Le livre dix-neuvième renferme des vues originales et profondes sur la paix à laquelle toute chose aspire en ce monde, et dont le besoin est au fond de chaque âme humaine, quelle que soit, la violence des passions qui l’emportent. Les méchants se précipitent vers le crime dans l’espoir de jouir ensuite d’une certaine paix. Cacus, au fond de son antre, désirait jouir en paix des débris humains devenus sa proie. Il y a une sorte de paix dans la condition des damnés, parce qu’ils sont à leur place : il est dans l’ordre qu’ils soient séparés de Dieu. Amené à parler de l’ordre dans les sociétés, Augustin dit que la servitude n’est pas conforme aux lois primitives de la nature : c’est une peine du péché, une dégénération de l’homme. Dieu avait dit : « Que l’homme domine sur les poissons de la mer, les oiseaux du ciel et tous les animaux de la terre. » Mais il n’avait pas dit : Que l’homme domine sur l’homme. C’est le crime du fils de Noé, qui jadis valut à un homme le nom flétrissant d’esclave. Tout progrès vers le bien, d’après les doctrines d’Augustin, serait donc un progrès vers la liberté. Les idées se presseraient ici sous notre plume, si nous voulions prouver que les futures améliorations des sociétés sont entièrement soumises aux progrès de la foi chrétienne chez les hommes.

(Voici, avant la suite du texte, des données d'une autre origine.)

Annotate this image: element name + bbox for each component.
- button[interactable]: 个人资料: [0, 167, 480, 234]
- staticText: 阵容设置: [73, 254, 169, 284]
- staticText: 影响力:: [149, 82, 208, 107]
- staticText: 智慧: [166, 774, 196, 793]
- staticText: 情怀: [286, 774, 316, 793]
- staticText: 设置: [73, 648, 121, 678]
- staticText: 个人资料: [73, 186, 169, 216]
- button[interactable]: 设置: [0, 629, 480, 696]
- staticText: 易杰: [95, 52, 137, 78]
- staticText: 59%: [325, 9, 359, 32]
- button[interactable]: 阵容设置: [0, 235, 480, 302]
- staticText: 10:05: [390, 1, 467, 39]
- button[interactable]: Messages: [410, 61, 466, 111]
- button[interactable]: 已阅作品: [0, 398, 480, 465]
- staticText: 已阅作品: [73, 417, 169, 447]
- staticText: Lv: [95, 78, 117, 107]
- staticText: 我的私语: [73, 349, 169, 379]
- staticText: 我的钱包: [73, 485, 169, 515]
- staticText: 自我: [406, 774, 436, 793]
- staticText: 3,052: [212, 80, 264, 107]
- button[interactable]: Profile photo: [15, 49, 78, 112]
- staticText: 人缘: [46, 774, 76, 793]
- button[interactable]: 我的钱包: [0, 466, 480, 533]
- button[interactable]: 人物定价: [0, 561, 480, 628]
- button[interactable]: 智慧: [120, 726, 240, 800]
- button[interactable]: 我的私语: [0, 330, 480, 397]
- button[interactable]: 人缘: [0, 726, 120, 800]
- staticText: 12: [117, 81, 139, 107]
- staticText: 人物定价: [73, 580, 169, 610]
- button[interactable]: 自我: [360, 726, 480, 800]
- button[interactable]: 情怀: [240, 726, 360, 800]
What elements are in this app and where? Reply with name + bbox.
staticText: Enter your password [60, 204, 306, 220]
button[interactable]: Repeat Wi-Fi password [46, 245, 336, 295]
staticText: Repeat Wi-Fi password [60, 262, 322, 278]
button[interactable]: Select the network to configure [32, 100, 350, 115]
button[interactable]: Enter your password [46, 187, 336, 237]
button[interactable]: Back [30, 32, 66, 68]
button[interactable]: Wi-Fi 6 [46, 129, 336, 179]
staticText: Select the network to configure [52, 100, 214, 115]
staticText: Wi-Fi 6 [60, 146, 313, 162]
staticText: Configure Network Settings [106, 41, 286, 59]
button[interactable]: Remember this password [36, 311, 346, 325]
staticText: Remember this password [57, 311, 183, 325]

Le vingt et unième chapitre du livre xix- siècle démontre que, par une ignorance du vrai Dieu et faute de justice, la république romaine n’a jamais été qu’un mot ; la définition de la république par Cicéron sert de point de départ à l’évêque d’Hippone. Le livre xx- siècle établit la doctrine du jugement dernier ; le livre xxi- siècle établit le dogme des peines éternelles, et le livre xxii- siècle et dernier la résurrection des corps et l’immortelle félicité des élus. Au sujet des damnés dont le corps brûlera sans se consumer, le docteur, cherchant des preuves dans la nature même, parle de certains vers qui vivent au milieu des sources d’eau bouillante, de la salamandre vivant dans les flammes, du paon dont la chair une fois cuite ne peut plus se corrompre : ce sont là les petits côtés d’une grande œuvre d’où n’a été exclu rien de ce qui, même dans les imaginations populaires, pouvait paraître servir la cause de la vérité, Pour prouver l’immortelle durée des corps au milieu des flammes, nous aimons mieux entendre Augustin nous dire que le Créateur de l’univers et de l’homme pourra bien, s’il le veut, conserver les corps des damnés.

Le grand docteur ne met pas en doute que les satyres, les faunes et les sylvains, surnommés incubes, ne poursuivent quelquefois les femmes : il ne voyait que des démons dans ces créations de l’ancien monde païen.